Electronic Arts’ (-1.41%) highly anticipated new game, Star Wars Battlefront II, is taking a page out of Office Space’s script: microtransactions.

The game is attracting buzz ahead of this week’s Electronic Entertainment Expo (E3) and appears to be ushering in a changing of the guard.

EA is scrapping the “expansion pack” revenue model, which lets e-athletes (e-thletes?) pay to play additional missions and maps by replacing it with virtual in-game “goods” that make very real money.

This model is nothing new in the mobile gaming space and has proven to be successful in limited console use, netting FIFA $800 million from the sale of virtual performance enhancements.

What Else Is Happening…

Economic Calendar

  • Monday: No events today
  • Tuesday: Producer Price Index
  • Wednesday: Fed Rate Announcement, May Retail Sales, Consumer Price Index, Crude Inventories
  • Thursday: Kroger Earnings; Industrial Production
  • Friday: Michigan Consumer Sentiment Index

Water Cooler

(E3) By the Numbers

You know how it goes at this point. This week, we’re tackling E3 ahead of this years three-day event. So put down the joystick and pop on the headset. Time for the numbers to do the talking…

At E3 2016

90—E3 exhibitors that had new products to show off last year.

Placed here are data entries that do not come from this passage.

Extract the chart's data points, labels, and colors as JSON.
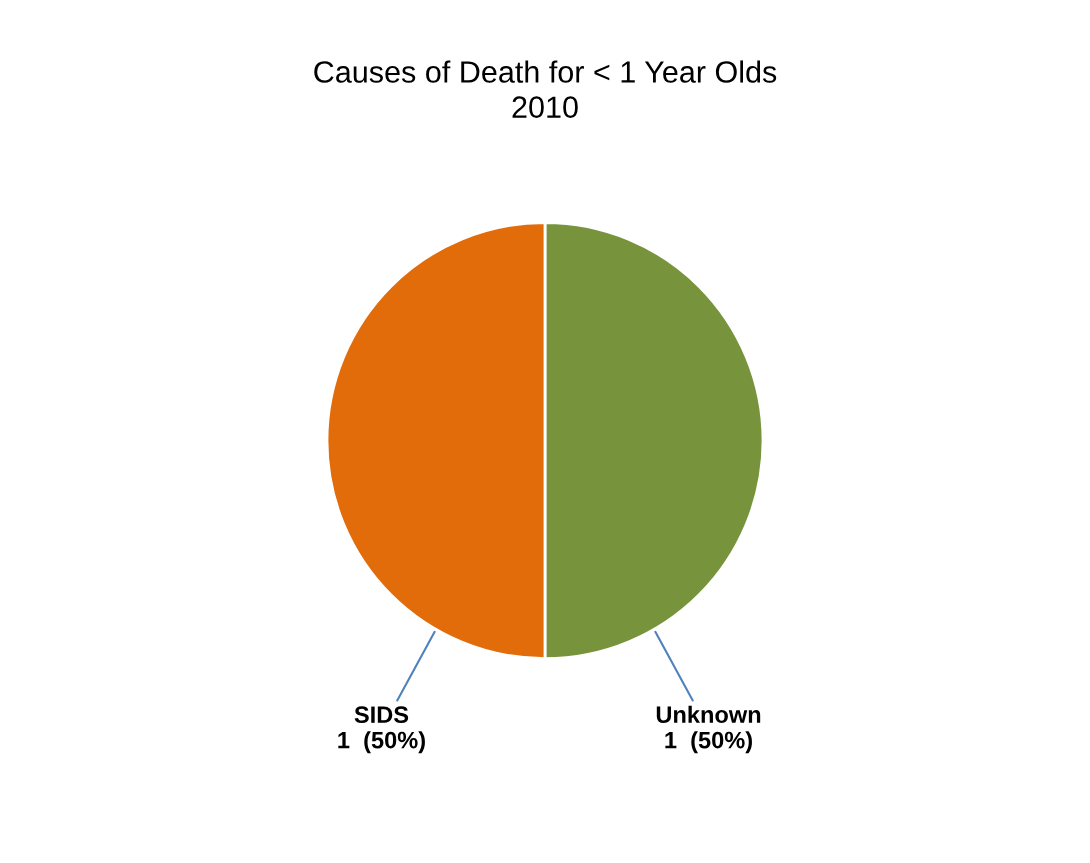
{
  "chart_data": {
    "type": "pie",
    "title": "Causes of Death for < 1 Year Olds\n2010",
    "categories": [
      "Unknown",
      "SIDS"
    ],
    "values": [
      1,
      1
    ],
    "value_labels": [
      "1  (50%)",
      "1  (50%)"
    ],
    "colors": [
      "#77933c",
      "#e26b0a"
    ]
  }
}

2,300—The number of products shown, including 130 new games and hardware.

50,300—Gamers and industry professionals that attended the event.

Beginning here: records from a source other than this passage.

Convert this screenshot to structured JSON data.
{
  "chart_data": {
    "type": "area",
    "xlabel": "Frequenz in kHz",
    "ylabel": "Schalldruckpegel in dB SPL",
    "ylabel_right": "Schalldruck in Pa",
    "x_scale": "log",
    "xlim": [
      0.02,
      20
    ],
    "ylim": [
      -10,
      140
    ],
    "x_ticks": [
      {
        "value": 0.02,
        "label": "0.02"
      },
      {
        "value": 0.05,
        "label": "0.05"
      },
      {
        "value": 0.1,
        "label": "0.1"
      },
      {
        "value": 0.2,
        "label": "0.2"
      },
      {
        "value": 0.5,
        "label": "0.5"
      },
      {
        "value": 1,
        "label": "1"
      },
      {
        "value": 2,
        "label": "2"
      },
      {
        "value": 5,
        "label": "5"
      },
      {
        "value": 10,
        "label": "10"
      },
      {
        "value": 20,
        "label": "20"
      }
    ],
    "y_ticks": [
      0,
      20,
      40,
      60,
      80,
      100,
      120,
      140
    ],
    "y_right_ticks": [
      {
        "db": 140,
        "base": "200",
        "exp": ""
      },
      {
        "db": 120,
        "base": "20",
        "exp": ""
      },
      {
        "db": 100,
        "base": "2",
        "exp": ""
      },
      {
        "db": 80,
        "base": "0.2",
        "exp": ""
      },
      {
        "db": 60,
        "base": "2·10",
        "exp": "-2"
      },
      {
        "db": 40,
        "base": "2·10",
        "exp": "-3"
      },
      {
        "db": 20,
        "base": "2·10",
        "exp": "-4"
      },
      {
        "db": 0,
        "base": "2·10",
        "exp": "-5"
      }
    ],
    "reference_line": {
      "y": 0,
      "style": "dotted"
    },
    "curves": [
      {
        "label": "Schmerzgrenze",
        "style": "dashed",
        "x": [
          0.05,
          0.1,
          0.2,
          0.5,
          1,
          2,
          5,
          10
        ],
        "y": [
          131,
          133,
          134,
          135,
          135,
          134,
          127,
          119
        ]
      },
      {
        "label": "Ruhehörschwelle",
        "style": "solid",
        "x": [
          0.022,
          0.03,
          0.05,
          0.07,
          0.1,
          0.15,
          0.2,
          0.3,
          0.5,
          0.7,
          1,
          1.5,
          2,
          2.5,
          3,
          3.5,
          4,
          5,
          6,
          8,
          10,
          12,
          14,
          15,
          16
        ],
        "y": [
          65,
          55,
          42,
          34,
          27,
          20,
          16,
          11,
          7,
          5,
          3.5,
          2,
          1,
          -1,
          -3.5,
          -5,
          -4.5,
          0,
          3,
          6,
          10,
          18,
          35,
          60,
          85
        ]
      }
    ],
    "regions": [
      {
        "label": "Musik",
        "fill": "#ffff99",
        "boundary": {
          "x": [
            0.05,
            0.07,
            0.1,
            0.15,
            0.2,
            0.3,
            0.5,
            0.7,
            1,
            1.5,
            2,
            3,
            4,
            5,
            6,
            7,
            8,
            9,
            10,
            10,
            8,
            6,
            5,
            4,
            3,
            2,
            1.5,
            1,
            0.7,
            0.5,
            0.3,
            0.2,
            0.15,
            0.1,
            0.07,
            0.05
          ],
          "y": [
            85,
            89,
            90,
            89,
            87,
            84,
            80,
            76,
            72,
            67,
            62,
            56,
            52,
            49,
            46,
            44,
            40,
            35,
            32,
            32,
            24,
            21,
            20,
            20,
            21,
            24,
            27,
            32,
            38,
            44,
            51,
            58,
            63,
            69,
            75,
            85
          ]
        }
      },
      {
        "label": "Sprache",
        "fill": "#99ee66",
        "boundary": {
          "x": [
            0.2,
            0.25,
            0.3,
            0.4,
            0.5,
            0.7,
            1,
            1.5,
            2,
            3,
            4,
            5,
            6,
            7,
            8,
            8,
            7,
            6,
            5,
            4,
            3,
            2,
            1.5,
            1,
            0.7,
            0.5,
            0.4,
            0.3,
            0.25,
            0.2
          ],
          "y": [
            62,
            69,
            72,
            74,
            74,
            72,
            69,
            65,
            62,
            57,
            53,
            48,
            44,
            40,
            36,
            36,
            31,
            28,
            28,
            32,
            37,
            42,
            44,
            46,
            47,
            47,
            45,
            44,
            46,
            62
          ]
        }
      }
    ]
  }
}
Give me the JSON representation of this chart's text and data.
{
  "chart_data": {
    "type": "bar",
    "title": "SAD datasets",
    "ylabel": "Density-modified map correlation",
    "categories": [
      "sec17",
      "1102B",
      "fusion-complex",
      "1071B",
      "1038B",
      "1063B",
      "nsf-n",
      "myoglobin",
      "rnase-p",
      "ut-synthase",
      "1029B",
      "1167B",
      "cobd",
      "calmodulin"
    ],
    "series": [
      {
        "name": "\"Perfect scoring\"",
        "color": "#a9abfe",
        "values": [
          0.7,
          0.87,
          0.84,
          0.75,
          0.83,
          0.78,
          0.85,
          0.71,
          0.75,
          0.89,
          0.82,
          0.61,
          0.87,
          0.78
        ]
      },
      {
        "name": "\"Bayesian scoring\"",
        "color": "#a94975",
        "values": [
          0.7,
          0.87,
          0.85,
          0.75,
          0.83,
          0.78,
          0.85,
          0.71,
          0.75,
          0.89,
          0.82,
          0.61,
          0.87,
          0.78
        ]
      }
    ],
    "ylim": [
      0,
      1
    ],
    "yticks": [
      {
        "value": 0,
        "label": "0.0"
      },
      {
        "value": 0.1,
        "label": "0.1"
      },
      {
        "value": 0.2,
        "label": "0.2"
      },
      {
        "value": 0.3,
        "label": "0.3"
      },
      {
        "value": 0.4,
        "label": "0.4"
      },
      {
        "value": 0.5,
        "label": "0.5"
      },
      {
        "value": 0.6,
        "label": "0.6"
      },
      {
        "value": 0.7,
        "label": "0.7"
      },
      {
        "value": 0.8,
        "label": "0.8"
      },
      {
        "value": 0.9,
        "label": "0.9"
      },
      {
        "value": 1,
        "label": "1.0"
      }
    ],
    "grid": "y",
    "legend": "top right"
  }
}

7 million—Tweets related to E3 during the event.

42 million—Global gamers that watched exclusive E3 content on Twitch.

Here’s the takeaway: whether you consider yourself a “gamer” or not, there are more than enough to go around. And that’s why gaming’s biggest conference of the year is BIG and only getting bigger. No wonder the U.S. gaming industry took in $30.4 billion last year.

The Breakroom

Interview Question of the Day

A man has 53 socks in his drawer: 21 identical blue, 15 identical black and 17 identical red. The lights are out and he is completely in the dark. How many socks must he take out to be 100% certain he has a pair of black socks?


Who Am I?

  1. I am only the third CEO in my company’s 38-year history.
  2. My predecessor is famous for his courtside dance moves.
  3. I credit much of my leadership ability to playing cricket in India.
  4. It was recently announced that I will be a featured speaker at the Geek Week Summit this fall.
  5. I finished in the top 7% of all March Madness brackets by using the predictive search algorithm I helped create.

(Got any guesses?)

Stat of the Day

$4 billion

The total number of donations made on GoFundMe across a network of 40 million benefactors.